Improvements in global health care is the single biggest source of optimism ion the world today. Courtesy of GenUN.

 

Finally, English-language media seems to have given up the “2016: The Worst Year Ever” storyline. Much of today’s news is about U.S. President Donald Trump’s policies and other antics, and who knows what the 2017 retrospectives will report.

There is something missing as we ease into the new year, and that is how so much good news from 2016 was left unreported. Health and human rights worldwide made great strides during the year. So if you take the disasters cause by politics and globalized capitalism out of the equation, it is possible to see that 2016’s dire straits maybe weren’t so dire after all.

“Pessimism and cynicism are easy to find in today’s world. However, my perspective, having worked on so many vexing issues for many years, is that we are in many areas starting to see the concrete positive results of our efforts,” says Chocolate Moose Media (CMM) founder Firdaus Kharas.

Most of what we do at CMM focuses on health and human rights. In campaign after campaign we have created hundreds of shorts in a gaggle of languages designed to stop diseases, propagate human rights and spread universal values. It’s all in animation and it all uses one simple premise: approach complex issues with simple, easy-to-digest messages and get them to the people who most need them.

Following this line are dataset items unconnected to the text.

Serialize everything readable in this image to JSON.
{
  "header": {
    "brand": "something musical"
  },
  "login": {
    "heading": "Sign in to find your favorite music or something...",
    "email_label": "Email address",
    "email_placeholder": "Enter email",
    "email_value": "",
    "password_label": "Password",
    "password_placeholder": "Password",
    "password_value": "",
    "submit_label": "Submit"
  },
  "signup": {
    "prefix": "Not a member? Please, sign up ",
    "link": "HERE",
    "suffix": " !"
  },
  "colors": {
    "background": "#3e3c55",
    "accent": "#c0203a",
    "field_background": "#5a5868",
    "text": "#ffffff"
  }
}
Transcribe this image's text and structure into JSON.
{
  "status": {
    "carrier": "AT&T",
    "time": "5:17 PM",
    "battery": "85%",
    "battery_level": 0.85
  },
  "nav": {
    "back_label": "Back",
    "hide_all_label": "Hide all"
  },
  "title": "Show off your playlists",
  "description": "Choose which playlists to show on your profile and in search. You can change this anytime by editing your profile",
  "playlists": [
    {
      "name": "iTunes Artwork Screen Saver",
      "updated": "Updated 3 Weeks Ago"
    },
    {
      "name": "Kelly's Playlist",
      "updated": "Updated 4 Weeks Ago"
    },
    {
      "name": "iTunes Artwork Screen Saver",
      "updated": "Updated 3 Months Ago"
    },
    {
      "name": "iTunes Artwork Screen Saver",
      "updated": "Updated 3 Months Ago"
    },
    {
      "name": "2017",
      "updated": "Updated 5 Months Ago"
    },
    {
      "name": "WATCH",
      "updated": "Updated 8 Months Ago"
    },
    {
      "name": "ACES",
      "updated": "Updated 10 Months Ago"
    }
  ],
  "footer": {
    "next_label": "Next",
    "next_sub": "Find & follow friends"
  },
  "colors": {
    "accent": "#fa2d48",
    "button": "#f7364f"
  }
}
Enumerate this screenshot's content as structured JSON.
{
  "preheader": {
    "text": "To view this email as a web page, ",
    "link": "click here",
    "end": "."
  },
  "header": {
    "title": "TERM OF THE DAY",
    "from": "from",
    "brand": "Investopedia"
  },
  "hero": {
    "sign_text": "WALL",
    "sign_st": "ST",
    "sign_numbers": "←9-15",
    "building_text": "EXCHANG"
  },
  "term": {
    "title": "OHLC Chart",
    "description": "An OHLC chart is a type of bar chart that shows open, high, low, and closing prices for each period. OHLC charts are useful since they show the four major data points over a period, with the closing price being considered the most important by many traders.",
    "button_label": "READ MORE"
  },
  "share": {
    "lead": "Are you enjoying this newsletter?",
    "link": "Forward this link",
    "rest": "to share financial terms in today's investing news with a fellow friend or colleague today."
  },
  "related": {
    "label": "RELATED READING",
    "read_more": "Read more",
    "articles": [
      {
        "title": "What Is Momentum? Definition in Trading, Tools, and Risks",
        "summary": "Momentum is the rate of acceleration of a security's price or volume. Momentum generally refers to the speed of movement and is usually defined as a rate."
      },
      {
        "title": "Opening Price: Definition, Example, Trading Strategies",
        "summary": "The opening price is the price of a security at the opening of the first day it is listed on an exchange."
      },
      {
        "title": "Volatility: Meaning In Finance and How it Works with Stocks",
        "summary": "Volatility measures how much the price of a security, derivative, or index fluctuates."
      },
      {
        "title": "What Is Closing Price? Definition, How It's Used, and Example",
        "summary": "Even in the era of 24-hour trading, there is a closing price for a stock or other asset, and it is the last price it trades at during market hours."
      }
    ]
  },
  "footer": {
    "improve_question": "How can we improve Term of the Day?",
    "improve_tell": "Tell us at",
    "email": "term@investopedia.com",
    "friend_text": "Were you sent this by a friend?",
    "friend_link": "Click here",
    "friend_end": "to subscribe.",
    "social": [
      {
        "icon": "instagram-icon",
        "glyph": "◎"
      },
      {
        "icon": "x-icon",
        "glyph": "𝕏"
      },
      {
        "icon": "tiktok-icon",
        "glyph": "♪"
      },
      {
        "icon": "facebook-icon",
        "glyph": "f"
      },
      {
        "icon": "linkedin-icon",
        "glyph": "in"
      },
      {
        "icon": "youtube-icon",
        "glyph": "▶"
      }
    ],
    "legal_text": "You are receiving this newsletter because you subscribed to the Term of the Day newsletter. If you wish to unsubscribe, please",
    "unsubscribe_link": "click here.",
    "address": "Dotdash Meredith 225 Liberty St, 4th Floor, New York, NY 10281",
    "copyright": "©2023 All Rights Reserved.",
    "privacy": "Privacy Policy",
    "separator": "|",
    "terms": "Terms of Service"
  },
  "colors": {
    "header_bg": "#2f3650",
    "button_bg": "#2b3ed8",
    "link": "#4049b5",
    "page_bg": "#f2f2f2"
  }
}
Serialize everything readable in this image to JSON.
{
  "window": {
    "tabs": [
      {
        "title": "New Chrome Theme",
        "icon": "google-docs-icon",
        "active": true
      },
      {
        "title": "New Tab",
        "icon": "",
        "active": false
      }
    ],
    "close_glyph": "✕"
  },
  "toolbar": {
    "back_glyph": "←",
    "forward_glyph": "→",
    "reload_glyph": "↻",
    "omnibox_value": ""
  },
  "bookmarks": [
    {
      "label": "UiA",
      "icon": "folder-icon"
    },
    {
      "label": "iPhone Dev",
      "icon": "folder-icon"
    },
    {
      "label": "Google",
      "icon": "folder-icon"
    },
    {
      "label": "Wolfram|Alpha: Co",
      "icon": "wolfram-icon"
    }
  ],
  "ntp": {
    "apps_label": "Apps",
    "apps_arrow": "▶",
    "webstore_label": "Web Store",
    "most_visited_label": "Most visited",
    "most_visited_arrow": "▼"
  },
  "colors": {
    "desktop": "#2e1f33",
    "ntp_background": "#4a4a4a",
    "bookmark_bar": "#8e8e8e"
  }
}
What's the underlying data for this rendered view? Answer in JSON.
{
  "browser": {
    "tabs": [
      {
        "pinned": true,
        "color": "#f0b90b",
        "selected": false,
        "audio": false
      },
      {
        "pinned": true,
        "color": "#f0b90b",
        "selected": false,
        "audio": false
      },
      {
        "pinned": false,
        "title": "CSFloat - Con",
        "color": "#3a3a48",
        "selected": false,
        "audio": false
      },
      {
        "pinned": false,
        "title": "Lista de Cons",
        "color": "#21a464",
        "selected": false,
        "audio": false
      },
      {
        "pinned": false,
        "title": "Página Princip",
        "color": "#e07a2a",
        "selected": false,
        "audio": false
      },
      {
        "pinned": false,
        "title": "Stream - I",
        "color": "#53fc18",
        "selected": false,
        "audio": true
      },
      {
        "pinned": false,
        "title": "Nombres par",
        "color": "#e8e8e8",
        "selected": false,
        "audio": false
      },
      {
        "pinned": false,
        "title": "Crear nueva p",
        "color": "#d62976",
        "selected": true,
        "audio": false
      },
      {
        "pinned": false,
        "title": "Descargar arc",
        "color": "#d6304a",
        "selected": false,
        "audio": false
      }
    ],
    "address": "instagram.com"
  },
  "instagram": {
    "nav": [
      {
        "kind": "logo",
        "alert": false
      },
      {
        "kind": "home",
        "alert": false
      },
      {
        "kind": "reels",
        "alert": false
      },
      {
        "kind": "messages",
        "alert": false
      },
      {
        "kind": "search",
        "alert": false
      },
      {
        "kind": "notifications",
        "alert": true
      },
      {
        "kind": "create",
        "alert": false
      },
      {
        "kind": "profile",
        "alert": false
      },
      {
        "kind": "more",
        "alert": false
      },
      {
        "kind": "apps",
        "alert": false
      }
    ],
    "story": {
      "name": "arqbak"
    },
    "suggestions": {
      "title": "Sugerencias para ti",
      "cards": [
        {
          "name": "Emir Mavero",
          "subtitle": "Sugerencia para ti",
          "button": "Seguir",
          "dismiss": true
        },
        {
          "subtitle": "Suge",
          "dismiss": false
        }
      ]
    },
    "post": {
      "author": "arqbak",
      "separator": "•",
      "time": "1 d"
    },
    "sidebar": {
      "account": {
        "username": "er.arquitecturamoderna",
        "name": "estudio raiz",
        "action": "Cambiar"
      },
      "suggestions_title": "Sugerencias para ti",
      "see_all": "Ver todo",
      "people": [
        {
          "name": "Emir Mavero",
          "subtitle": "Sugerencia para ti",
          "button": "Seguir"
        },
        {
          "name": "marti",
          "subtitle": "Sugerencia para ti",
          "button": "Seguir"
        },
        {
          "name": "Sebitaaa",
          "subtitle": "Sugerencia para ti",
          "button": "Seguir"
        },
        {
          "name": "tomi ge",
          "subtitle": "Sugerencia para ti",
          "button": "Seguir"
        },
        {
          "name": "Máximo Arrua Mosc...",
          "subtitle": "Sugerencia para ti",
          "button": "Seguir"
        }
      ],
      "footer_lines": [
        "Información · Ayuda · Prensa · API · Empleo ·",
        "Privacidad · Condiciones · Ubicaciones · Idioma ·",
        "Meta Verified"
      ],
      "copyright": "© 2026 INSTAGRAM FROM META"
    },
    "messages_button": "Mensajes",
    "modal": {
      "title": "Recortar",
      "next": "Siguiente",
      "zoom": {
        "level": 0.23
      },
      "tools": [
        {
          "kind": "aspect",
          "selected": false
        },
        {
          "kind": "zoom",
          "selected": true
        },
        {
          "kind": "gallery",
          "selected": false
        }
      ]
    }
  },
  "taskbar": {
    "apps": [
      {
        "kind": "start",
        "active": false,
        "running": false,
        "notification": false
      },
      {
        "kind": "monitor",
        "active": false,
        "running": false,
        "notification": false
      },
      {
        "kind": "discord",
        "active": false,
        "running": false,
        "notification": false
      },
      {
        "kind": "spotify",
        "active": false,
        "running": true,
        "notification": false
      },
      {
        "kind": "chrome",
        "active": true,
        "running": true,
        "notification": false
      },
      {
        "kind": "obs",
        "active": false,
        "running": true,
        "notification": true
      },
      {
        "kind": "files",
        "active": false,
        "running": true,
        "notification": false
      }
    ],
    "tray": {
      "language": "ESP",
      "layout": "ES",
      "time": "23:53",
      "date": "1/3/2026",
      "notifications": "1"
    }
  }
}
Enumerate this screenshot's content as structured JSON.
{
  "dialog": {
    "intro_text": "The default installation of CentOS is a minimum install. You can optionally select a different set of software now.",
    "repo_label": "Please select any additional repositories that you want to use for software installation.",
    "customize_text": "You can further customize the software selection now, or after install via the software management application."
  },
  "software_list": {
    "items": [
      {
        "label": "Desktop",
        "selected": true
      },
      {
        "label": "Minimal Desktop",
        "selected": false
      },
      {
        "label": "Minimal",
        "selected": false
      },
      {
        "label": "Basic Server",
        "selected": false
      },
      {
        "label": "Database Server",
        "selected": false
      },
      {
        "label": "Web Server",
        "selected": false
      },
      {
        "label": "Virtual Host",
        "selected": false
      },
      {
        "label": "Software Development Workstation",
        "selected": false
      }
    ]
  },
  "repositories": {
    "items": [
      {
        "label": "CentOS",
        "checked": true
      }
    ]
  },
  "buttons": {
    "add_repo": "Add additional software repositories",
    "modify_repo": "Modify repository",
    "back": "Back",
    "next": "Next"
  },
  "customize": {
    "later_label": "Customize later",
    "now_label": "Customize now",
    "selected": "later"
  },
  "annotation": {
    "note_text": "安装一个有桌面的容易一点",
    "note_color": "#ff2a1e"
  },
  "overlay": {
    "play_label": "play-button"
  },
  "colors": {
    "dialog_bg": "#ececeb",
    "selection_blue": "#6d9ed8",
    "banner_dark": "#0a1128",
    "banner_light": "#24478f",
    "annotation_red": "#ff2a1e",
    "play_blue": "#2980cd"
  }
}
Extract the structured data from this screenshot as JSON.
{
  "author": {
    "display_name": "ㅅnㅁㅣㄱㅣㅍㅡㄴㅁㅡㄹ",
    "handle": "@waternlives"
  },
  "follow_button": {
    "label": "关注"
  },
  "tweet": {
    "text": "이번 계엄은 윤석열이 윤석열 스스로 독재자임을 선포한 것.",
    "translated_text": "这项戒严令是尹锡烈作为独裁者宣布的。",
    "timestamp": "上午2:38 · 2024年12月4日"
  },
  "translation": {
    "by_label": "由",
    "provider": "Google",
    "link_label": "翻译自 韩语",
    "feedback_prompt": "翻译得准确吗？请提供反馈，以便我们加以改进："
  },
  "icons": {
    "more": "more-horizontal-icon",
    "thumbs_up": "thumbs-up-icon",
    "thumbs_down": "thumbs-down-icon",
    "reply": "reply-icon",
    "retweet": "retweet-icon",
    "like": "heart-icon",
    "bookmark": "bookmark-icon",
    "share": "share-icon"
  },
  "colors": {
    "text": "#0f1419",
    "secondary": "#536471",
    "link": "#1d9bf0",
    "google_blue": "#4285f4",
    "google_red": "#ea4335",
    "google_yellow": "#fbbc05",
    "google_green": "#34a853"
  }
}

It can be as easy as showing how mosquito nets can help stop the spread of Zika or how children with Diabetes have the same rights as anyone else. Our global campaigns have targeted issues that affect hundred of millions of people. There has been progress on each and every one, and we are honoured to have played a small part.

Simple protection from mosquito bites has had an incredible effect in preventing Zika and Malaria. Courtesy of Post Media.

Our four major ongoing health-related, multi-lingual campaigns have played a small role in making sure the direction of some of the world’s toughest problems is not going backwards:

Zika – Last year’s epidemic caught many by surprise and has more or less been brought under control. Our contribution of showing how to prevent mosquito bites fit into the single-largest reason for diminished disease numbers.

Ebola – The West African outbreak of 2014 was our catalyst to produce messages of prevention and to dispel local myths about the disease. Even though some cases continue to crop up, 2016 showed that Ebola was almost gone from West Africa.

HIV/AIDS – Within a year of our condom campaign being released, new AIDS cases around the world levelled off for the first time in 25 years. By 2016, mother-to-child transfer was down 99%. While major health authorities claim AIDS can be brought under control by 2030, condoms are by far the best way to stop the spread as a sexually transmitted disease.

Malaria – Same transmission, different mosquito at the Zika virus, so our messages about preventing mosquito bites played a roll in 2016’s 25 percent decrease in new malaria cases. In some of our targeted areas, such as Sri Lanka, the disease is at or near eradication.

Our 2016 series on Polio immunization and Diabetes and obesity awareness in children contributed to progress in all three medical conditions. Yet the biggest focus of last year’s call of disaster had to do with violence (especially against women and children) and human rights, the underlying theme of every CMM project.

There’s lots of work left to do. Courtesy of the Journal of Pioneering Medical Sciences.

It may be very difficult to think worldwide human rights are improving when repressive regimes continue to target innocent civilians and dead refugee toddlers wash up on beaches. There is lots of bad news and much work still to be done, but a study by Chris Faris at Pennsylvania State University claims that the respect for human rights has significantly improved during the past 35 years.

Successes are vital parts of an optimistic future. In 2017 the Guinea Worm Disease might be eradicated, and the scourge of Polio might disappear. This is why all our work presses for a better understanding and acceptance of the notion that people everywhere matter and that lives can and will be saved or improved.